Nature serves as a bountiful source of compounds poised to revolutionise human health and wellbeing. The rich chemical diversity present in plants and fungi have presented us with molecules that can combat pathogens and enhance longevity.
Still, there remains a wealth of nature yet to be discovered. Dillon Tay and Shi Jun Ang, Research Scientists at A*STAR’s Institute of Sustainability for Chemicals, Energy and Environment (ISCE2) and Institute of High Performance Computing (IHPC), explained that there’s profound value in delving deeper into the universe of naturally derived chemicals. But traditional approaches are notoriously slow and offer no guarantee of uncovering anything of worth.
“The traditional approach to natural product discovery is through experimental screening of natural samples like plant extracts in the hopes of finding hits with the desired bioactivity,” explained the scientists.
Artificial intelligence (AI) can circumvent these limitations, said Tay and Ang. “We can now design ‘fit-for-purpose’ natural products, by pairing the generation of novel natural product-like structures with activity prediction models.”

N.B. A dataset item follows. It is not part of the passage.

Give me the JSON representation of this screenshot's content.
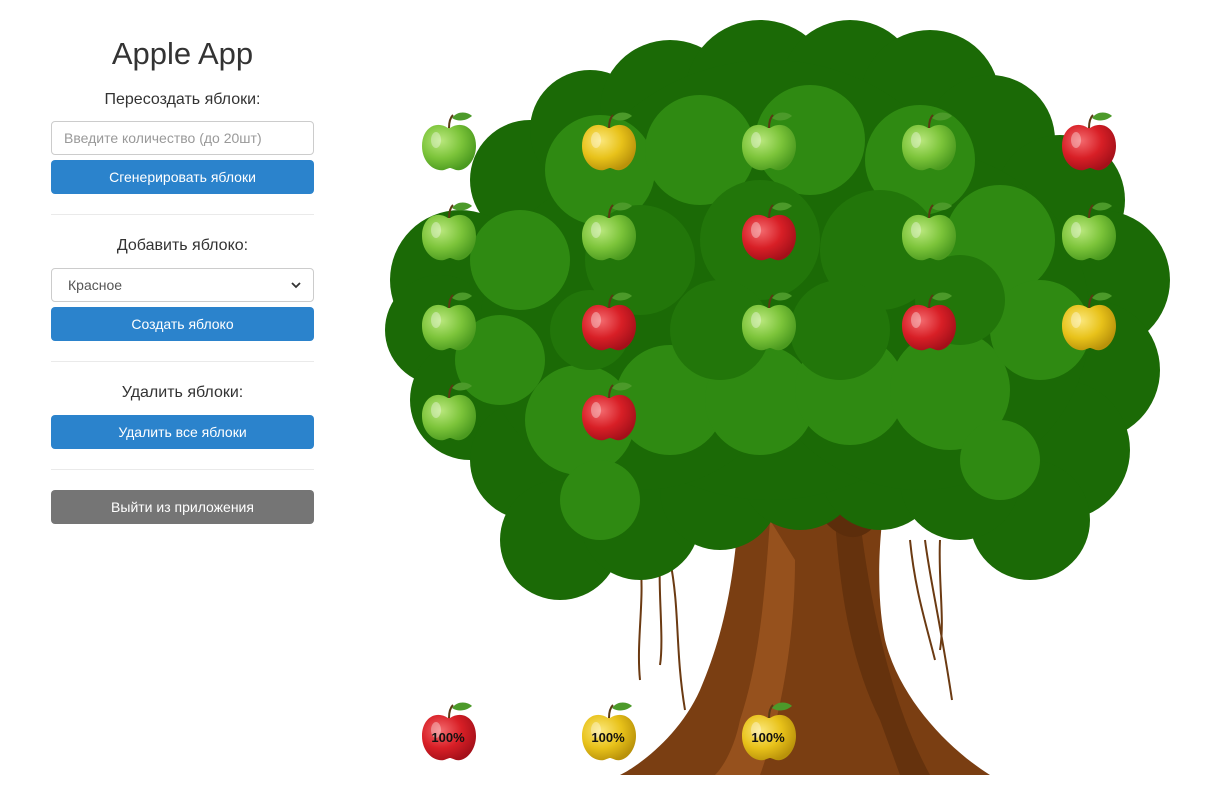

In their study, the team employed a machine learning architecture, based on long short-term memory (LSTM), to generate a natural product database. The LSTM architecture is adept at managing sequential data, enabling the retention of information over extended sequences—a critical feature for the accurate generation of complex molecular structures. Additionally, the structures generated had to be novel, chemically sound and diverse, spanning a broad physiochemical spectrum. These stringent criteria ensured the quality and diversity of the database, Tay and Ang explained.
Using a LSTM machine learning model trained on the COCONUT database, an open-source library of known natural product molecules, the team successfully built a new database comprising over 67 million natural product-like structures, massively surpassing the roughly 400,000 known natural products registered in COCONUT. Their computationally generated database also boasts the advantage of being substantially more cost-effective than commercially available natural product libraries.

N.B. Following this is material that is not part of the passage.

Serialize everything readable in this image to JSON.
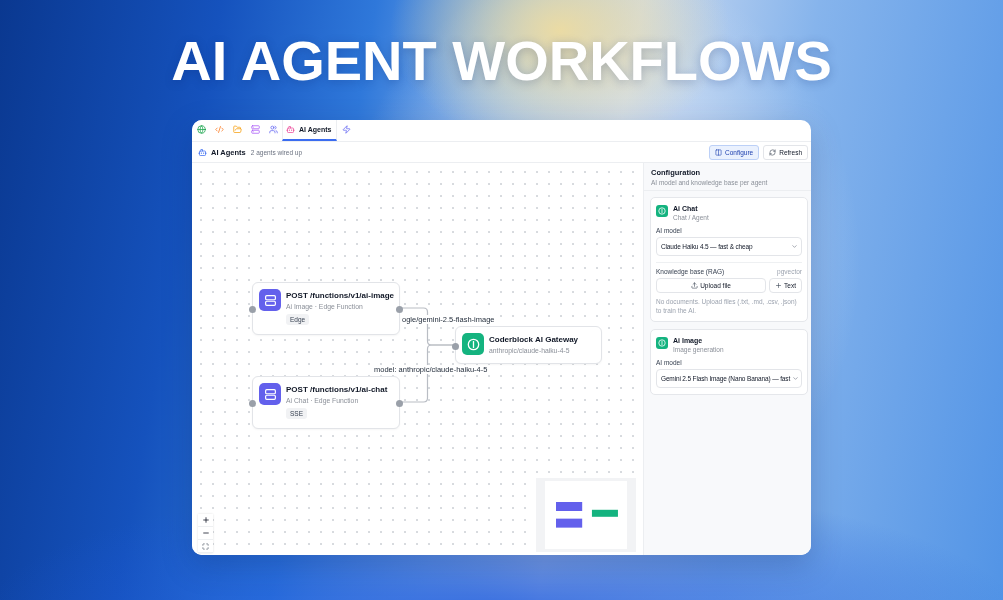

To validate their model, the researchers compared the generated library with a dataset of 81,384 COCONUT entries that had not been used for the model’s training. The library successfully reproduced 37 percent of the held-out natural products. The team also demonstrated that the generated molecules closely resembled
known natural products in COCONUT in terms of structural likeness scores and biosynthetic pathway distributions, providing further validation.
Having demonstrated the utility and potency of deep generative machine learning models in natural product discovery, Tay and Ang are already looking towards future prospects across a variety of industries.
For example, the generated library of molecules holds promise for uncovering novel sustainable bio-alternatives to existing fossil fuel-based chemicals. “We are excited to explore the potential of our generated natural products for various applications including insect repellents and therapeutics, as well as an aid for more precise analytics,” the team concluded.
The A*STAR-affiliated researchers contributing to this research are from the Institute of Sustainability for Chemicals, Energy and Environment (ISCE2) and the Institute of High Performance Computing (IHPC).